The fact raises another detail left unspoken by Labour's leader last week as he struggled to rally the troops and shore up a No vote: Nationalists themselves no longer pretend that the Yes campaign is their property. People, especially Labour people, insist noisily that their choice of independence has nothing to do with nationalism. This is fundamental.

These voters, these patient insurgents, are not interested in a Miliband policy auction. Worthless "guarantees" based on the theoretical possibility of yet another compromised Labour government no longer detain them. The point now is self-determination, not the SNP. If you want social justice in Scotland, design it yourself, argue for it, and vote for it. This is a DIY job; home assembly required.

Miliband has few choices in the matter, of course. He personifies all the contradictions of British Labour. His colleague Andy Burnham, who set in motion the process by which Hinchingbrooke hospital in Huntingdon became a privatised "operating franchise", now warns against the privatisation of NHS England. Good for him. So below the Border Labour campaigns against what was, barely five years ago, Labour policy.

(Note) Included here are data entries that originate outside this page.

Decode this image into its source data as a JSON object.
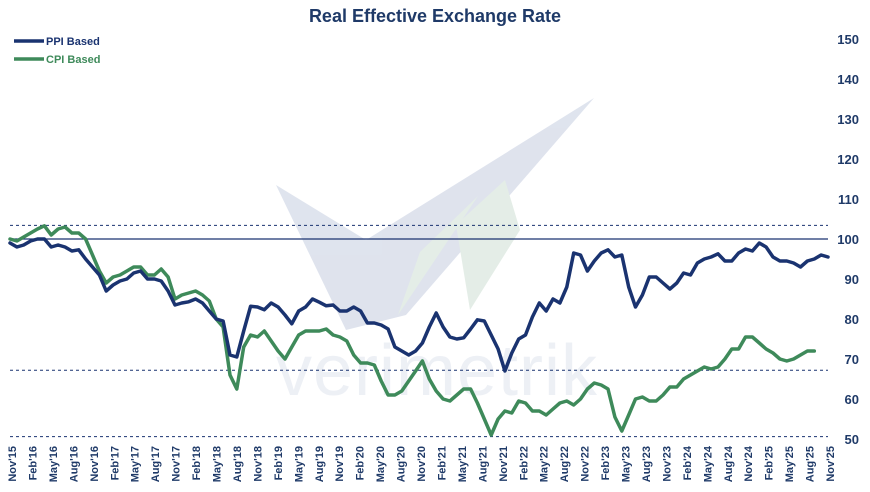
{
  "chart_data": {
    "type": "line",
    "title": "Real Effective Exchange Rate",
    "ylim": [
      50,
      150
    ],
    "yticks": [
      50,
      60,
      70,
      80,
      90,
      100,
      110,
      120,
      130,
      140,
      150
    ],
    "y_axis_side": "right",
    "legend_position": "top-left",
    "watermark": "verimetrik",
    "colors": {
      "ppi": "#1a3370",
      "cpi": "#3e8a5a",
      "title": "#1f3a68",
      "reference": "#1a3370",
      "watermark": "#c5cde0"
    },
    "x_labels": [
      "Nov'15",
      "Feb'16",
      "May'16",
      "Aug'16",
      "Nov'16",
      "Feb'17",
      "May'17",
      "Aug'17",
      "Nov'17",
      "Feb'18",
      "May'18",
      "Aug'18",
      "Nov'18",
      "Feb'19",
      "May'19",
      "Aug'19",
      "Nov'19",
      "Feb'20",
      "May'20",
      "Aug'20",
      "Nov'20",
      "Feb'21",
      "May'21",
      "Aug'21",
      "Nov'21",
      "Feb'22",
      "May'22",
      "Aug'22",
      "Nov'22",
      "Feb'23",
      "May'23",
      "Aug'23",
      "Nov'23",
      "Feb'24",
      "May'24",
      "Aug'24",
      "Nov'24",
      "Feb'25",
      "May'25",
      "Aug'25",
      "Nov'25"
    ],
    "reference_lines": [
      {
        "value": 100,
        "style": "solid"
      },
      {
        "value": 103.4,
        "style": "dashed"
      },
      {
        "value": 67.2,
        "style": "dashed"
      },
      {
        "value": 50.6,
        "style": "dashed"
      }
    ],
    "series": [
      {
        "name": "PPI Based",
        "color": "#1a3370",
        "values": [
          99,
          98,
          98.5,
          99.5,
          100,
          100,
          98,
          98.5,
          98,
          97,
          97.3,
          95,
          93,
          91,
          87,
          88.5,
          89.5,
          90,
          91.5,
          92,
          90,
          90,
          89.5,
          87,
          83.5,
          84,
          84.3,
          85,
          84,
          82,
          80,
          79.5,
          71,
          70.5,
          77,
          83.2,
          83,
          82.3,
          84,
          83,
          81,
          78.8,
          82,
          83,
          85,
          84.2,
          83.3,
          83.5,
          82,
          82,
          83,
          82,
          79,
          79,
          78.5,
          77.5,
          73,
          72,
          71,
          72,
          74,
          78,
          81.5,
          78,
          75.5,
          75,
          75.3,
          77.5,
          79.8,
          79.5,
          76,
          72.5,
          67,
          71.5,
          75,
          76,
          80.5,
          84,
          82,
          85,
          84,
          88,
          96.5,
          96,
          92,
          94.5,
          96.5,
          97.3,
          95.5,
          96,
          88,
          83,
          86,
          90.5,
          90.5,
          89,
          87.5,
          89,
          91.5,
          91,
          94,
          95,
          95.5,
          96.3,
          94.5,
          94.5,
          96.5,
          97.5,
          97,
          99,
          98,
          95.5,
          94.5,
          94.5,
          94,
          93,
          94.5,
          95,
          96,
          95.5
        ]
      },
      {
        "name": "CPI Based",
        "color": "#3e8a5a",
        "values": [
          100,
          99.5,
          100.5,
          101.5,
          102.5,
          103.3,
          101,
          102.5,
          103,
          101.5,
          101.5,
          100,
          96,
          92,
          89,
          90.5,
          91,
          92,
          93,
          93,
          91,
          91,
          92.5,
          90.5,
          85,
          86,
          86.5,
          87,
          86,
          84.5,
          80,
          78,
          66,
          62.5,
          73,
          76,
          75.5,
          77,
          74.5,
          72,
          70,
          73,
          76,
          77,
          77,
          77,
          77.5,
          76,
          75.5,
          74.5,
          71,
          69,
          69,
          68.5,
          64.5,
          61,
          61,
          62,
          64.5,
          67,
          69.5,
          65,
          62,
          60,
          59.5,
          61,
          62.5,
          62.5,
          59,
          55,
          51,
          55,
          57,
          56.5,
          59.5,
          59,
          57,
          57,
          56,
          57.5,
          59,
          59.5,
          58.5,
          60,
          62.5,
          64,
          63.5,
          62.5,
          55.5,
          52,
          56,
          60,
          60.5,
          59.5,
          59.5,
          61,
          63,
          63,
          65,
          66,
          67,
          68,
          67.5,
          68,
          70,
          72.5,
          72.5,
          75.5,
          75.5,
          74,
          72.5,
          71.5,
          70,
          69.5,
          70,
          71,
          72,
          72
        ]
      }
    ]
  }
}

No-one can force a Scottish government to privatise Scotland's NHS: that has never been argued. Edinburgh's budget can be squeezed, though, and there is plenty of appetite for that, as Lord McConnell has illustrated, in Westminster. But the Labour voters turning to Yes have a still deeper understanding of reality: judge London's parties by what they have done, by what the Tories are doing, and by what Miliband would do while he serenades us with fairness. Contracts to private firms from NHS England topped £10bn in 2013. Call it a clue.

"Trust me," says Miliband, "I'm progressive. I ache for justice and fairness. Just ignore all the things my party has done and means to do if another generation believes a word of it." In days of hope, the ambitions of this year's Labour leader seem like paltry things. Worse than that, they seem - because they are - all too familiar.